I was talking to my mom, which almost always gets me really irritated and in a short tempered mood. I was also simultaneously talking to sujata. Ah, I wish abhinav was online right now.. I could have told him this incident much more comfortably. And also gotten some kind of response... which is almost never the case with blog posts. Anyways, so I was frustrated and had lost all will to do anything. Just the previous night, I was working till way past 3 am. I thought I could get up and do the same today. But 'mom' happened.
She was going through my flickr library and asking me all kinds of questions.. about the places I was, people I was with, etc. Mom also asked me about the stupid locket I was supposed to keep wearing at all times.. I had to put it on in front of her... but then I realized the camera had stopped streaming video for some reason... LOL. Suju was telling me about her friend Ashwin. Then divya navigated to the photo of Sachin's birthday party. And mom asked me about Vodka..which by the way, Divya seemed more worried about than mom. God Div! stop mothering me! And as I told this to Suju, she asks me,
sujata bhagwat: are u closer to your mom or dad?Then, as she didn't respond for a long time... I had to say something.. even though I didn't want to.. because this is one of the really depressing things I could talk about.. I went on.. "ok, wait, I open up to abhinav. and I used to talk to Pranav.. Parent's are asking about my friends...Why aren't you saying anything...?" Finally I figured she'd slept and I said, "nice talking to you. good night." and I got one last message.. "I might be wrong, but right now u need a tight hug and a tight slap, both to bring u to your senses!"
yash_unique: don't know
sujata bhagwat: or both or none?
yash_unique: none?
sujata bhagwat: as in not both
yash_unique: yep
sujata bhagwat: ok
yash_unique: why?
sujata bhagwat: who do u open up to?
yash_unique: don't make me say it...
sujata bhagwat: ?!
sujata bhagwat: ok chhod
yash_unique: phew!
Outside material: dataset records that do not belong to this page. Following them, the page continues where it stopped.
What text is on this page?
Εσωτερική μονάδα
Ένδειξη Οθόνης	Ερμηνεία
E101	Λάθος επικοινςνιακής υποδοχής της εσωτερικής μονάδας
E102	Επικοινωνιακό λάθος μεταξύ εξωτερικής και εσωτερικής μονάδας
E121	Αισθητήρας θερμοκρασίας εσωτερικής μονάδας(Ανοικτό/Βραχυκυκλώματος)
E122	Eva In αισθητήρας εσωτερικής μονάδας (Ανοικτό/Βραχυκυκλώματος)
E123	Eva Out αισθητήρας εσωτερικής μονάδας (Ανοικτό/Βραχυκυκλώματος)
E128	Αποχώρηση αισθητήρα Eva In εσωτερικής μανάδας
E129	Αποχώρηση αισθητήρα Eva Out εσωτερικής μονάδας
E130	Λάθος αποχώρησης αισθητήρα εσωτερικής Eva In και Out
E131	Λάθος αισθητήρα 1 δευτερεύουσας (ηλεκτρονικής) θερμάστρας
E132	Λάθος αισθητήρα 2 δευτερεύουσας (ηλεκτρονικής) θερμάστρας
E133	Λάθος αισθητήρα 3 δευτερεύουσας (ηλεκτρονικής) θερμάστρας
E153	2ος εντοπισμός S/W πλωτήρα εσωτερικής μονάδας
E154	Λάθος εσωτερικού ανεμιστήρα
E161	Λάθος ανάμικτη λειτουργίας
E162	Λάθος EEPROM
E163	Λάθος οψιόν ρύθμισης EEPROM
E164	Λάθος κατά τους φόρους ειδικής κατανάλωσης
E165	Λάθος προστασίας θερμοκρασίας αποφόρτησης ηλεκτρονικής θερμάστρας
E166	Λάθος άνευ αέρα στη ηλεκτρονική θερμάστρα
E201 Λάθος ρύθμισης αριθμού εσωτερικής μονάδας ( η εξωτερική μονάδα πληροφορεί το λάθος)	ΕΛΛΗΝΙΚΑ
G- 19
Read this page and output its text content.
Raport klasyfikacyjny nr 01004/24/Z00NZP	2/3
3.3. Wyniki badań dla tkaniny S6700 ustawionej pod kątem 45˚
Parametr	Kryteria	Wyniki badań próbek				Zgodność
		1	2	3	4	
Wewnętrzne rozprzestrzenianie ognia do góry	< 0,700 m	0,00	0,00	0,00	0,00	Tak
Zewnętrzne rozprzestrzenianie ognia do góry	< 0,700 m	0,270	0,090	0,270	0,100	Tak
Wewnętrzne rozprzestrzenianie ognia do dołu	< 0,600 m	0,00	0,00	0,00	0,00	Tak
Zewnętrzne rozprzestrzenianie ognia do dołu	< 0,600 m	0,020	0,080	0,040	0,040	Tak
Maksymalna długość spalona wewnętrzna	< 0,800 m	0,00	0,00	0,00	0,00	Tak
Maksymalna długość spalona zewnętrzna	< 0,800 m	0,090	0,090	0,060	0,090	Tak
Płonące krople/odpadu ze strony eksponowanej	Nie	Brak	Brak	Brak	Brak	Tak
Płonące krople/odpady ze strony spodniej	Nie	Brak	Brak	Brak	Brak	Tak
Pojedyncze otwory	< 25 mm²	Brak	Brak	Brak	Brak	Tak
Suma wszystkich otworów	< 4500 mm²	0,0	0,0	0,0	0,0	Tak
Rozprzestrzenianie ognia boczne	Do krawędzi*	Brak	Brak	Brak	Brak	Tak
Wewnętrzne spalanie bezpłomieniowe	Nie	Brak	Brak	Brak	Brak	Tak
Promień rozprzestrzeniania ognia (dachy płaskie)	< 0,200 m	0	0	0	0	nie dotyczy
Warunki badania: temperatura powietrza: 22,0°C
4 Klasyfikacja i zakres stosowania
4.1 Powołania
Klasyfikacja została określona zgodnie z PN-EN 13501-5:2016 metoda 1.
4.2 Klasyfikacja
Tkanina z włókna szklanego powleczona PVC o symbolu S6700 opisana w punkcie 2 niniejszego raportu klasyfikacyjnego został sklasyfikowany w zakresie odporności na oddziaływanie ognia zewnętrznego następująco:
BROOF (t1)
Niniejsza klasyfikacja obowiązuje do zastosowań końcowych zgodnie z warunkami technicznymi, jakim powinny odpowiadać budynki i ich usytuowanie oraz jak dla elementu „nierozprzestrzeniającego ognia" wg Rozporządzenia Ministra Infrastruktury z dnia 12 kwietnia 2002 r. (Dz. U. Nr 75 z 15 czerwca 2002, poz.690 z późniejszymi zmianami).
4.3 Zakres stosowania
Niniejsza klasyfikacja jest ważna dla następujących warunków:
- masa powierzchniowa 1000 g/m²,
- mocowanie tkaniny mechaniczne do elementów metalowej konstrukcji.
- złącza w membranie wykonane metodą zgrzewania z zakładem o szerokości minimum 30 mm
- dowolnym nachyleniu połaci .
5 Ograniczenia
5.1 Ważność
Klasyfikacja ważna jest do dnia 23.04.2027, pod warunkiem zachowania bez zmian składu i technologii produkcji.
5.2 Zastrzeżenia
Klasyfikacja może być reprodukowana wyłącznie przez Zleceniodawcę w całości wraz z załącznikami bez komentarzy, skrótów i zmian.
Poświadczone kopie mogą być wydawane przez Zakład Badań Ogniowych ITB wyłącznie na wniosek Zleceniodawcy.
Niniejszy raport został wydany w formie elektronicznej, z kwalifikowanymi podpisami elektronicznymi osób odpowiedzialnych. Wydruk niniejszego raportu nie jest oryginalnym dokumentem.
I didn't think I'd get off the hook so soon
sujata bhagwat: are we playing DA soon?
yash_unique: doesn't look like it
sujata bhagwat: great then i shud sleep
sujata bhagwat: i dont want a designer face 2moro morning
yash_unique: lol
sujata bhagwat: seriously man
yash_unique: are yaar ab papa bhi aa gaye pooch taach karne ke liye
sujata bhagwat: they are obviously concerned
yash_unique: lets drop that topic!
hmm... I decided to call her up. Finally got through on my third try. I started slowly.. trying to lead up to the conversation where we had left off.. I wish I was recording that conversation.. there were some really trong things said. And I was in tears, laughing out loud so Sujata wouldn't realize. The tears were just indicative of the sad realization that it was true I did need a hug and maybe a slap. I had changed, and I didn't like how things are one bit. Don't like them at all, but have to live with it.
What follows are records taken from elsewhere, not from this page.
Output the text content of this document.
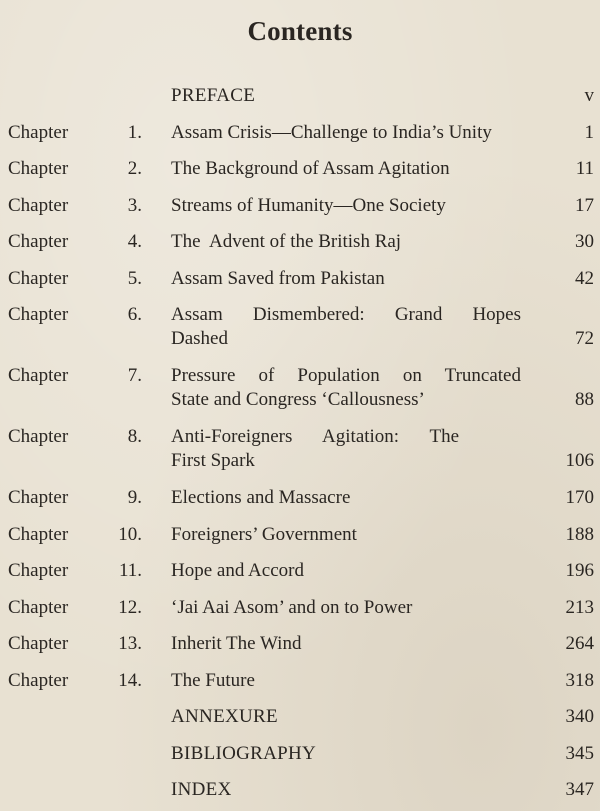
Contents
PREFACE	v
Chapter	1. Assam Crisis—Challenge to India’s Unity	1
Chapter	2. The Background of Assam Agitation	11
Chapter	3. Streams of Humanity—One Society	17
Chapter	4. The  Advent of the British Raj	30
Chapter	5. Assam Saved from Pakistan	42
Chapter	6. Assam Dismembered: Grand Hopes
Dashed	72
Chapter	7. Pressure of Population on Truncated
State and Congress ‘Callousness’	88
Chapter	8. Anti-Foreigners Agitation: The
First Spark	106
Chapter	9. Elections and Massacre	170
Chapter	10. Foreigners’ Government	188
Chapter	11. Hope and Accord	196
Chapter	12. ‘Jai Aai Asom’ and on to Power	213
Chapter	13. Inherit The Wind	264
Chapter	14. The Future	318
ANNEXURE	340
BIBLIOGRAPHY	345
INDEX	347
But gradually conversation moved to something more pleasant and I actually started feeling better. And I casually asked how's pranav doing. And Sujata tries to read into it.. and asked if I really wanted to know. Great! I tried so hard to make it sound like I cared, and now she puts me in the spot. A long pause later, she proceeded... And our conversation proceeded. Which unfortunately was cut short because of a network glitch. I didn't call her back as it was already pretty late. But I hope she's not upset about it.